The best exercises for lateral head of triceps
A set of the exercises consists of: a) the extensions of triceps on the upper block with cable grip, 3 sets of 12 repetitions; b) the dips on the parallel bars, 3 sets of 10 repetitions; c) extensions of triceps on the top unit with V-handle, 3 sets of 12 repetitions.
- Extensions of triceps on the upper block with cable grip
Technique of performance the exercise:
1). Attach a rope handle to the cable of the upper block. Grasp it with a neutral grip (palms facing each other).
2). Stand straight, while leaning forward slightly. Part of the arm from shoulder to the elbow is close to the body and perpendicular to the floor. Forearms face to the simulator. This will be your starting position.
3). On the exhale, straining the triceps and lower the handle down. Continue a motion until the handle touches the thighs, and arms are fully straightened and perpendicular to the floor. Part of the arm from shoulder to the elbow must remain motionless, a motion is performed only by forearms.
4). After a short pause on the inhale, slowly lift the handle, returning to the starting position.
5). Complete the required number of repetitions.
Variations: you can also perform this exercise using the EZ- or V-handle.
2. Dips on the parallel bars
Technique of performance the exercise:
1). Keep the weight of the body on outstretched arms.

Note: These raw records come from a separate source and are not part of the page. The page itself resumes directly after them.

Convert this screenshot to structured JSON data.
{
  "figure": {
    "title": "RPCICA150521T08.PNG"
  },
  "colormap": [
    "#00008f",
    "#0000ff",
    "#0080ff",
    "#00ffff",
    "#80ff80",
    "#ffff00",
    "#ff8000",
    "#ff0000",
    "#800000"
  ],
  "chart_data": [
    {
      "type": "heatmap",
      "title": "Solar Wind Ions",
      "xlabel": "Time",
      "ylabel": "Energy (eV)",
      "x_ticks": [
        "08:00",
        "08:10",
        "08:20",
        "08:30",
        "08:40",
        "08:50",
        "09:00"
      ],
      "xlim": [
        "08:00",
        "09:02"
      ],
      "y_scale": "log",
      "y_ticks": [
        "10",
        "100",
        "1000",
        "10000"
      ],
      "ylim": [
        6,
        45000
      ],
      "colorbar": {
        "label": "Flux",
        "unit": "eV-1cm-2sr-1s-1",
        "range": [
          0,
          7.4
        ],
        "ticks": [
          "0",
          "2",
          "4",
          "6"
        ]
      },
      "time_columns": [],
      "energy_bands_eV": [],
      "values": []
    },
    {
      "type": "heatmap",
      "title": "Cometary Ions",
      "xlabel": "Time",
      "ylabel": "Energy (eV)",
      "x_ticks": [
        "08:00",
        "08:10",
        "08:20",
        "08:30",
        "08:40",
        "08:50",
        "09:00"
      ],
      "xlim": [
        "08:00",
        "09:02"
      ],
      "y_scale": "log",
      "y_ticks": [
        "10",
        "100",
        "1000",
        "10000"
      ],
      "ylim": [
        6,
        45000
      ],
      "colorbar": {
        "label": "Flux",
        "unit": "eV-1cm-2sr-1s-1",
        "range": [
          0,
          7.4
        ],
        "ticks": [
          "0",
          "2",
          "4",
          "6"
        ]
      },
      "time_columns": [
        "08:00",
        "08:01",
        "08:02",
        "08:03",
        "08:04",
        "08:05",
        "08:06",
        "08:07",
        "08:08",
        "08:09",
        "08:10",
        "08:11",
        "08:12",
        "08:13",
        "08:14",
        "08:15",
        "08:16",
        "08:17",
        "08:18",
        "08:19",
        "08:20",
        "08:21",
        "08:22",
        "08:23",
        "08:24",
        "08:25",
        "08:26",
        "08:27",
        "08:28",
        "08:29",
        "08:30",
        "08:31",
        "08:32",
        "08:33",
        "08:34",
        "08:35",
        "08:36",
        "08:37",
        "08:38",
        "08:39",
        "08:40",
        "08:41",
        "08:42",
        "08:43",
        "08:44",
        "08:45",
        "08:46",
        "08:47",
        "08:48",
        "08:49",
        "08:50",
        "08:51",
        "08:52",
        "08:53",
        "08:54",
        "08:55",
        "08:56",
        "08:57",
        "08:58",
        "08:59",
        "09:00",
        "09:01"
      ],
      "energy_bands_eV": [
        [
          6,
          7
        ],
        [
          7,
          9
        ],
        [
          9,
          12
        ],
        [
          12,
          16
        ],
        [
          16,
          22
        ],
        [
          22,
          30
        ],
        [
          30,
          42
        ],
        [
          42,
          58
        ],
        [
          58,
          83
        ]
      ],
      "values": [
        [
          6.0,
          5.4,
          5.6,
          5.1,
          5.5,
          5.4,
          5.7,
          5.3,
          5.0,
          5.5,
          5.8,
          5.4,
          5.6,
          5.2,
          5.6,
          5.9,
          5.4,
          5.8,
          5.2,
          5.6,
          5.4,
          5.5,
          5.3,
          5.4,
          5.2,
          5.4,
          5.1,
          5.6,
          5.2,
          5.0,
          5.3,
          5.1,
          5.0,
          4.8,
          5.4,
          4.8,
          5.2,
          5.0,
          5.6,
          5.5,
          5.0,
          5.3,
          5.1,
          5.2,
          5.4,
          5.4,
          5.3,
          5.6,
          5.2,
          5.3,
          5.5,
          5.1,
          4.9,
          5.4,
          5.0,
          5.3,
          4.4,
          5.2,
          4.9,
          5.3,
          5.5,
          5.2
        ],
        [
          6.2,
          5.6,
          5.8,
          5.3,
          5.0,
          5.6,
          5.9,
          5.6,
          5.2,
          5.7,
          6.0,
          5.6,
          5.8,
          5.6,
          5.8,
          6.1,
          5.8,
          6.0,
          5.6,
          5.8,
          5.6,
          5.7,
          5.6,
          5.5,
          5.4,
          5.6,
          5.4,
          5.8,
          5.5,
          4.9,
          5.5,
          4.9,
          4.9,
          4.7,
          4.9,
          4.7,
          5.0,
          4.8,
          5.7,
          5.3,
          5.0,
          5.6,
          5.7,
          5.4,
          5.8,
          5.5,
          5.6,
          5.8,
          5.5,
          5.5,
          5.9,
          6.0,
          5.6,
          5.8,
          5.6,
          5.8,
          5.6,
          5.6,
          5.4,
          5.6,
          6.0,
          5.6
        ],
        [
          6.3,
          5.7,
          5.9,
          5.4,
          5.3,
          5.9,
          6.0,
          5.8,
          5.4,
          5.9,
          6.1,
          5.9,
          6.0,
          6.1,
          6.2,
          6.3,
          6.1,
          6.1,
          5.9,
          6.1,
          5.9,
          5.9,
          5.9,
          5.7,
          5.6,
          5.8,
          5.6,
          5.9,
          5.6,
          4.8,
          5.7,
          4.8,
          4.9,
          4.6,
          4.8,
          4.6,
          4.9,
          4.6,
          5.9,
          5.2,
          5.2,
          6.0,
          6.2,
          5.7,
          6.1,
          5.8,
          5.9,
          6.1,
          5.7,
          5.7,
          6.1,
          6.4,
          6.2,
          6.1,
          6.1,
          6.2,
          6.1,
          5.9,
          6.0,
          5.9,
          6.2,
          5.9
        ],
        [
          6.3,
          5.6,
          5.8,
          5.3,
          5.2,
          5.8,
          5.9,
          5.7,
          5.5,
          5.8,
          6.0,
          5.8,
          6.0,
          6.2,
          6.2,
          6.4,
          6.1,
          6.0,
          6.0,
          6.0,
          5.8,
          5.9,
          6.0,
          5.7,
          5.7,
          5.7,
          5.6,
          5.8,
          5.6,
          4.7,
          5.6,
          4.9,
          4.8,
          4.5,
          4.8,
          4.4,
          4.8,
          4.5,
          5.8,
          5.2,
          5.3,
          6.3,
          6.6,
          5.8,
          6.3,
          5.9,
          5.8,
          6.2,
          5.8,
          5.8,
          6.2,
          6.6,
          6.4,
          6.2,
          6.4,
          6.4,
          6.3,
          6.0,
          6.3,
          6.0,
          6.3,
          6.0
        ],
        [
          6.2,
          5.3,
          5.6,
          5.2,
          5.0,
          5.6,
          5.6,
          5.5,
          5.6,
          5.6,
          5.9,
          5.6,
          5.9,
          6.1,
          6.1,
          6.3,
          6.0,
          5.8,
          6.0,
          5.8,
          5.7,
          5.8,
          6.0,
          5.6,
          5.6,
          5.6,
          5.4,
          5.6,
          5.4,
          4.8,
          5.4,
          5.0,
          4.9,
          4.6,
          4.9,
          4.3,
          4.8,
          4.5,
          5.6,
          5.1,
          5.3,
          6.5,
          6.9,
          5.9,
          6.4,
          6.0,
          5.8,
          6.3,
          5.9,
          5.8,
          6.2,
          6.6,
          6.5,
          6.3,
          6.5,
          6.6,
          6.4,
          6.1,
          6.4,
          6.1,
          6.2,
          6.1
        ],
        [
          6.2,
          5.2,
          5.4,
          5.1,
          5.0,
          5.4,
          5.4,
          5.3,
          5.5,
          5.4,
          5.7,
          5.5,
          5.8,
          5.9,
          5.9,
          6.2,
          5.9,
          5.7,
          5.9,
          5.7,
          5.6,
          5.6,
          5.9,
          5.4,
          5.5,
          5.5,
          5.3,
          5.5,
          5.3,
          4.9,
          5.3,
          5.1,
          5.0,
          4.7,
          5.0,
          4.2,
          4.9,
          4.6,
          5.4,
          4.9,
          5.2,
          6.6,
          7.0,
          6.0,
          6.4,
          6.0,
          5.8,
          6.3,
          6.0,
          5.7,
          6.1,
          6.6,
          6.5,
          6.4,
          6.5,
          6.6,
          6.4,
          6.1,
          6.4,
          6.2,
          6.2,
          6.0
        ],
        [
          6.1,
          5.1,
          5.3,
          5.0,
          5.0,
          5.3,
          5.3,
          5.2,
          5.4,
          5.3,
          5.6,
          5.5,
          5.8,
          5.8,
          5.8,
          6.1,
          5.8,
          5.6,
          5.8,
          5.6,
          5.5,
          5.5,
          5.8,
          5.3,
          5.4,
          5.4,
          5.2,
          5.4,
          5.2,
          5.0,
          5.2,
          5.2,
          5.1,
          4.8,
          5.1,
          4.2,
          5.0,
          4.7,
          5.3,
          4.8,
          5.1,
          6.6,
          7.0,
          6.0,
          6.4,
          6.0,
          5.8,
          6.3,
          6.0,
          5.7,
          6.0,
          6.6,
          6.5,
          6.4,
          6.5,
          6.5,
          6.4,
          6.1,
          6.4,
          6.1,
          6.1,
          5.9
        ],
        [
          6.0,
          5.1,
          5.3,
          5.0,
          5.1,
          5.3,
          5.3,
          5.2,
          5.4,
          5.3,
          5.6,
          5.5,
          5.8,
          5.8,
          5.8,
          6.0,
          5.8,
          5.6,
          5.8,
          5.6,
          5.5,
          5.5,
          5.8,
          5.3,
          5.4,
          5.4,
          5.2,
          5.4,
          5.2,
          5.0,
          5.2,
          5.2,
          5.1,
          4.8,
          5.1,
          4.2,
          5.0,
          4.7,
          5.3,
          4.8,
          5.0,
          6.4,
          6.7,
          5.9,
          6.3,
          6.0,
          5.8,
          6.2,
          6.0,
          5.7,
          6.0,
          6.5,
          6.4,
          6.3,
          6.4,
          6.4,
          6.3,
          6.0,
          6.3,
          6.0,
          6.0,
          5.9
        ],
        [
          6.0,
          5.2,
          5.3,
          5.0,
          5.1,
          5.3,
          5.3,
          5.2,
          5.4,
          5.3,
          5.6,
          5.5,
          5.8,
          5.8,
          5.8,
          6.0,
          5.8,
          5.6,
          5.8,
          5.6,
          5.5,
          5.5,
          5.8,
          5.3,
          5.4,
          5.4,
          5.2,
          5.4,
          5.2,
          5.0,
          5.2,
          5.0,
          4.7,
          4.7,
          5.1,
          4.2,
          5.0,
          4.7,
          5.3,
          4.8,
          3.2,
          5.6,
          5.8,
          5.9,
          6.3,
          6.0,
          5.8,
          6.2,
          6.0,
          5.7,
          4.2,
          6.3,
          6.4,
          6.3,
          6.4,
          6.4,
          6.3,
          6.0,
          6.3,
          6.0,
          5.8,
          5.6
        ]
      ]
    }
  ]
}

2). As you inhale, slowly lower down. The elbows should be placed as close as possible to the body. In an extreme situation arms bent at the elbows at 90 °.
3). On the exhale, effort of the triceps lift body up to the starting position.
3. Extensions of triceps on the top unit with V-handle
Technique of performance the exercise:
1). Attach the V-handle to the rope of upper block. Grasp it by the reverse grip (palms are facing down). Brushes are at the shoulder width apart.
2). Stand straight, while leaning forward slightly. Part of the arm from shoulder to the elbow is close to the body and perpendicular to the floor. Forearms face to the simulator. This will be your starting position.
3). On the exhale, straining the triceps, lower the handle down. Continue a motion until the handle touches the thighs, arms are fully straightened and perpendicular to the floor. Part of the arm from shoulder to the elbow must remain motionless, the motion is performed only by forearms.
4). After a short pause, on an inhale, slowly lift the handle, returning to the starting position.
5). Complete the required number of repetitions.
Variations: you can also perform this exercise using conventional, cable or EZ- handle.